Dicen que el amor llega cuando menos lo esperas.
Yo digo que el amor llega cuando estás despeinada, con un granito en la frente y una autoestima que vive escondida debajo de la cama.
Me llamo Sofía Martínez, tengo dieciséis años y soy experta en tres cosas: sacar buenas notas, sobrepensar cada palabra que digo… y estar enamorada en secreto de mi mejor amigo.
Tomás Revans
Tomás “sonrisa perfecta” Revans
Tomás “todo me sale bien sin esfuerzo” Revans
Tomás “abraza a Sofía como si fuera su hermanita pequeña”Revans
Si. Exacto. Ese es el problema.
—¡Sofi! —gritó él esa mañana desde el otro lado del patio del colegio.
Yo fingí no escuchar. Porque cuando Tomás grita mi nombre, mi cerebro se apaga y mi dignidad toma vacaciones.
—¡Sofía Martínez! ¡Ven acá!
Caminé hacia él intentando parecer normal. NORMAL. No una chica que lleva seis años enamorada del mismo chico que le cuenta todos sus secretos amorosos.
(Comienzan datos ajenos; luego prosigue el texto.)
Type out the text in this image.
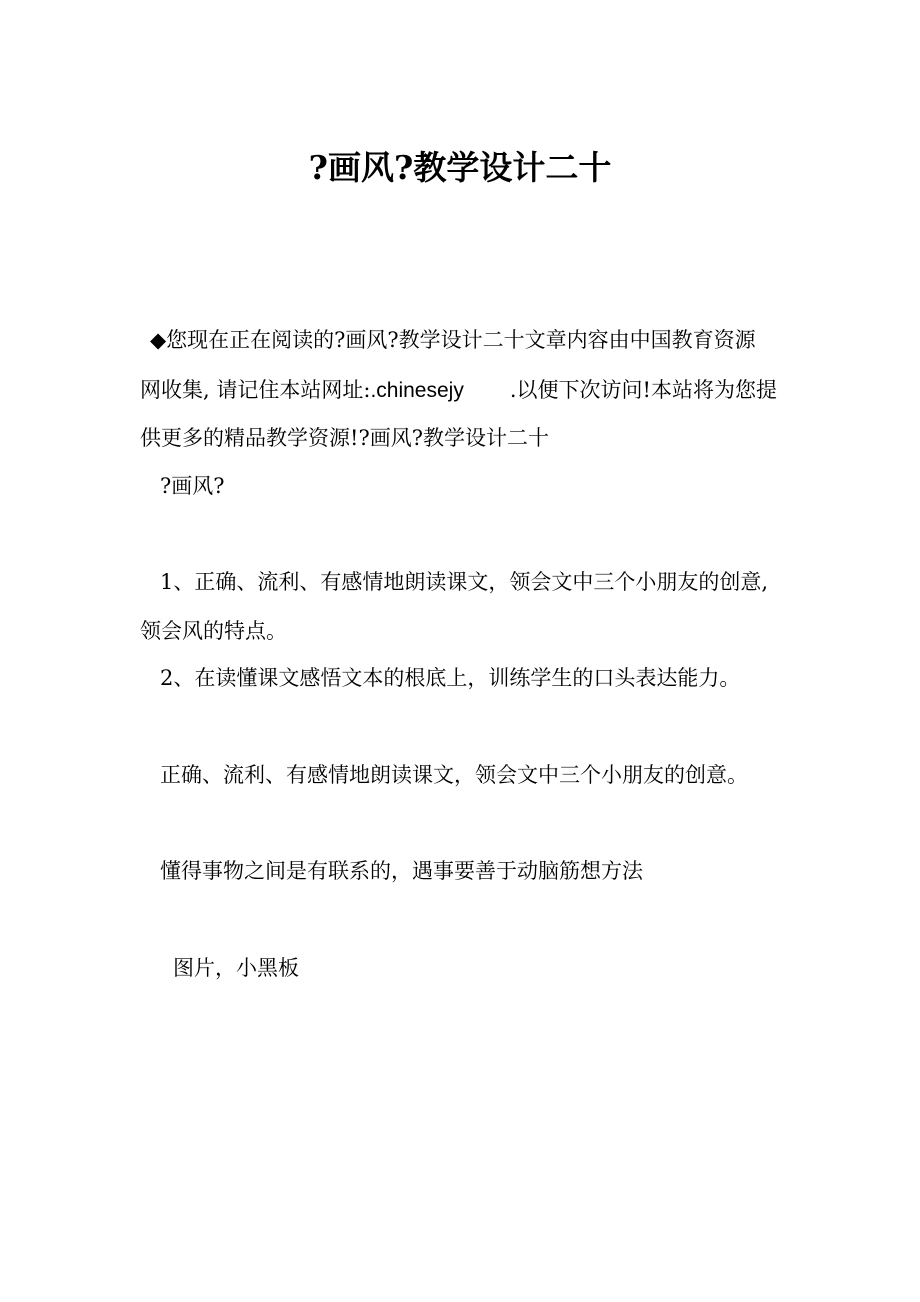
?画风?教学设计二十
◆您现在正在阅读的?画风?教学设计二十文章内容由中国教育资源
网收集, 请记住本站网址:.chinesejy .以便下次访问!本站将为您提
供更多的精品教学资源!?画风?教学设计二十
?画风?
1、正确、流利、有感情地朗读课文，领会文中三个小朋友的创意,
领会风的特点。
2、在读懂课文感悟文本的根底上，训练学生的口头表达能力。
正确、流利、有感情地朗读课文，领会文中三个小朋友的创意。
懂得事物之间是有联系的，遇事要善于动脑筋想方法
图片，小黑板
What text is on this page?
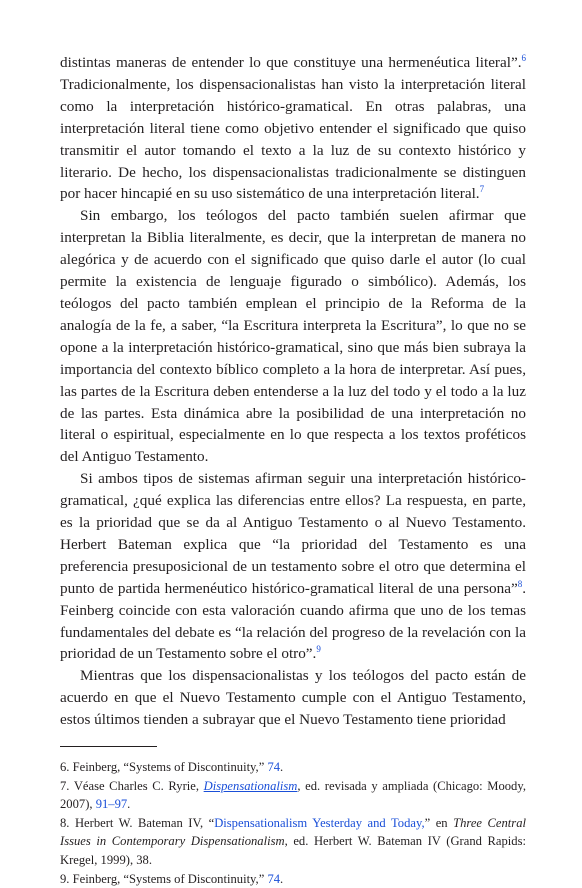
distintas maneras de entender lo que constituye una hermenéutica literal”.$^6$ Tradicionalmente, los dispensacionalistas han visto la interpretación literal como la interpretación histórico-gramatical. En otras palabras, una interpretación literal tiene como objetivo entender el significado que quiso transmitir el autor tomando el texto a la luz de su contexto histórico y literario. De hecho, los dispensacionalistas tradicionalmente se distinguen por hacer hincapié en su uso sistemático de una interpretación literal.$^7$

Sin embargo, los teólogos del pacto también suelen afirmar que interpretan la Biblia literalmente, es decir, que la interpretan de manera no alegórica y de acuerdo con el significado que quiso darle el autor (lo cual permite la existencia de lenguaje figurado o simbólico). Además, los teólogos del pacto también emplean el principio de la Reforma de la analogía de la fe, a saber, “la Escritura interpreta la Escritura”, lo que no se opone a la interpretación histórico-gramatical, sino que más bien subraya la importancia del contexto bíblico completo a la hora de interpretar. Así pues, las partes de la Escritura deben entenderse a la luz del todo y el todo a la luz de las partes. Esta dinámica abre la posibilidad de una interpretación no literal o espiritual, especialmente en lo que respecta a los textos proféticos del Antiguo Testamento.

Si ambos tipos de sistemas afirman seguir una interpretación histórico-gramatical, ¿qué explica las diferencias entre ellos? La respuesta, en parte, es la prioridad que se da al Antiguo Testamento o al Nuevo Testamento. Herbert Bateman explica que “la prioridad del Testamento es una preferencia presuposicional de un testamento sobre el otro que determina el punto de partida hermenéutico histórico-gramatical literal de una persona”$^8$. Feinberg coincide con esta valoración cuando afirma que uno de los temas fundamentales del debate es “la relación del progreso de la revelación con la prioridad de un Testamento sobre el otro”.$^9$

Mientras que los dispensacionalistas y los teólogos del pacto están de acuerdo en que el Nuevo Testamento cumple con el Antiguo Testamento, estos últimos tienden a subrayar que el Nuevo Testamento tiene prioridad

6. Feinberg, “Systems of Discontinuity,” 74.

7. Véase Charles C. Ryrie, Dispensationalism, ed. revisada y ampliada (Chicago: Moody, 2007), 91–97.

8. Herbert W. Bateman IV, “Dispensationalism Yesterday and Today,” en Three Central Issues in Contemporary Dispensationalism, ed. Herbert W. Bateman IV (Grand Rapids: Kregel, 1999), 38.

9. Feinberg, “Systems of Discontinuity,” 74.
—¿Qué pasó? —pregunté, cruzando los brazos para disimular que me temblaban.
—Necesito tu opinión experta.
Error número uno: aceptar el título de “opinión experta”.
—¿Sobre qué?
Tomás sacó su celular y me mostró la foto de una chica de tercero. Alta. Sonrisa brillante. Cabello perfecto. Yo parecía un escarabajos al lado de ella.
—¿Crees que le gusto?
Y ahí estaba. Mi corazón hizo *crack*….pero mi boca respondió:
—Sí, claro. Le gustas a todas las chicas.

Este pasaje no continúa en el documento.